Notice however in this example that in the process of building the tree sometimes, in growing from one depth to the next, *some leaves are not split* - i.e., those leaves *containing just a single datapoint* (e.g, the depth four and depth five trees produce the same result).  Given the way we fit a stump to (any subset of) the data *we have no proper way of fitting a stump to a single datapoint*, since we are using the binary tree to perform nonlinear regression it makes no sense to *split* any part of the input space containing just a single training point (our aim is - after all - to *fit* this data well).  Thus in the recursive process of growing a binary tree *to fit regression data*, if any leaf ever contains just a single datapoint *we do not split the leaf containing it*.  Additionally, if all datapoints contained in the input space of a leaf *have precisely the same output value* there again no reason to split the leaf into two distinct levels, and progress there is halted as well.  We can also see an instance of this in the example below.  Both of these practical conditions are often generalized when implementing tree-based regressors in practice e.g., progress on a leaf is halted if it contains less than a pre-determined number of points (as opposed to just a singleton point).

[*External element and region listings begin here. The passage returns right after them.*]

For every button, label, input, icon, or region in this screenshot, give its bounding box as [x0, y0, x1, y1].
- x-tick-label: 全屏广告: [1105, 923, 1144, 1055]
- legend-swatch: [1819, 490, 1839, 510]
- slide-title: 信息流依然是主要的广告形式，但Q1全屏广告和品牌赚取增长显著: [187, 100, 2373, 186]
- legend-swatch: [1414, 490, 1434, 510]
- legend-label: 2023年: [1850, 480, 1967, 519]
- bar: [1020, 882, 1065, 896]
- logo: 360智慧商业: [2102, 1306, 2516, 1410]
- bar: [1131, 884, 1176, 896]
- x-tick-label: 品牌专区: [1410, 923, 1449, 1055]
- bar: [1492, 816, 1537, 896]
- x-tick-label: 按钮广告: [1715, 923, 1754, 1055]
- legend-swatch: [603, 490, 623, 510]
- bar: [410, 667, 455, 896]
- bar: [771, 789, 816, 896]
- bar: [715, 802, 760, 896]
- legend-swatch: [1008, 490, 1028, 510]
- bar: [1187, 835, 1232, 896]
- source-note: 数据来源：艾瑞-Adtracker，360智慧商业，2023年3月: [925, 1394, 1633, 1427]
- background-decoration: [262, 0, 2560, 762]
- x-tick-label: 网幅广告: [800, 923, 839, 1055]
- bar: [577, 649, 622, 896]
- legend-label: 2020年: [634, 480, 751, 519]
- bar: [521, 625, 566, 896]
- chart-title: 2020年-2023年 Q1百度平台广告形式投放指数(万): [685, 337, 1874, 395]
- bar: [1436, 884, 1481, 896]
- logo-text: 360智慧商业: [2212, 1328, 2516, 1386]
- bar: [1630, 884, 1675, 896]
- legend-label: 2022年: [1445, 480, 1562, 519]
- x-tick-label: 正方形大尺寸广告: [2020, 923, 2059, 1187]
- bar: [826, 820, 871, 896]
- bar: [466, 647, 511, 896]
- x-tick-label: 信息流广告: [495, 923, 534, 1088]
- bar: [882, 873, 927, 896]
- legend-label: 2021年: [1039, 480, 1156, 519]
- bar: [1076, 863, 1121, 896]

This means that - in general - binary trees of a defined depth do not often end up 'perfect' in practice, that is where each original leaf is split exactly the same number of times.  Instead certain branches stemming from the root of the tree may halt sooner than others and be uneven in length, with some growing to the defined depth.  Thus when applying binary trees to regression (and - as we will see - classification) we refer to the trees as having a *maximum depth* - the largest depth that a branch of the tree can possibly grow too.